There is no international agreement on what one standard drink contains. National guidelines were set independently over different eras, partly based on population drinking habits and partly on pragmatic serving sizes. The UK chose 8 g when its guidelines were introduced in 1987, while Austria effectively treats a larger pour as the standard. When reading international research you should check which country standard was used, because "one drink per day" means different amounts of ethanol in different studies.
What is the difference between ABV and proof?
ABV (alcohol by volume) is the percentage of the total liquid that is pure ethanol. Proof is an older system still used in the United States, where proof = 2 x ABV. So a spirit labelled 80 proof is 40% ABV. In the UK and most of Europe all labels use ABV. This calculator uses ABV throughout.
Does food affect how quickly I process alcohol?

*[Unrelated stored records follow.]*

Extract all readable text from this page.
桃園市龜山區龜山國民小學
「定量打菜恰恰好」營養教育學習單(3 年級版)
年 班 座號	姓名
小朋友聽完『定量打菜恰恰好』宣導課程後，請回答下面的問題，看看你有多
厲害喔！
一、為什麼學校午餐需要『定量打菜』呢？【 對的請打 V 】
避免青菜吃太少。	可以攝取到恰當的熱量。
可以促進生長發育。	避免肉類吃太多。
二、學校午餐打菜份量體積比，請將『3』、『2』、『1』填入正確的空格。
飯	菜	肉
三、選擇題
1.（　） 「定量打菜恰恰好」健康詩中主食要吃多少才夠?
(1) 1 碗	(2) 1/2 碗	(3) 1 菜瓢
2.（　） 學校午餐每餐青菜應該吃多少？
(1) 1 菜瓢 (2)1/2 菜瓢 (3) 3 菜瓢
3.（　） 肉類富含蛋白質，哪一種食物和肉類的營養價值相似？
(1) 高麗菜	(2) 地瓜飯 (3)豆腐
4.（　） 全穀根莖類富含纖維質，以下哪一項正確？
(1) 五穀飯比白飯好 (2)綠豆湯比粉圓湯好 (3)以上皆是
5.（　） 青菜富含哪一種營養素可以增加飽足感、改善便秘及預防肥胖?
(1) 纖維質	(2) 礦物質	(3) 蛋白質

Food slows the rate at which alcohol is absorbed from the stomach into the bloodstream, which reduces peak blood alcohol concentration, but it does not speed up the liver's metabolism of ethanol. The processing rate of roughly one UK unit per hour applies once the alcohol is in the bloodstream - food just spreads out the absorption phase, so you feel the effects more gradually and peak later.
How many calories are in a glass of wine or a pint of beer?
A 175 ml glass of 12.5% ABV wine contains about 175 x 0.125 x 0.789 x 7 = roughly 121 kcal from ethanol alone. Residual sugars in the wine add another 10-30 kcal depending on whether it is dry or sweet. A 568 ml pint of 4.5% lager yields about 141 kcal from ethanol plus around 100 kcal from carbohydrates, totalling roughly 240 kcal. These are estimates because exact figures vary by brand and fermentation profile.
What is binge drinking?
In the UK, binge drinking is commonly defined as drinking more than 6 units in a single session for women or more than 8 units for men. That is roughly half a bottle of wine or two and a half pints of standard lager in one sitting. The definition varies between countries, but most use a single-session threshold of 4-5 standard drinks in the US (about 56-70 g ethanol). Binge drinking increases short-term risks such as accidents, injuries, alcohol poisoning, and risky behaviour regardless of the weekly total.
Can I sober up faster by drinking coffee or water?
No. Coffee, water, exercise, and cold showers do not increase the rate at which your liver breaks down ethanol. They can reduce some symptoms of intoxication - water prevents dehydration, and coffee temporarily counters drowsiness - but your blood alcohol concentration falls at the same fixed rate regardless. The only thing that lowers it is time.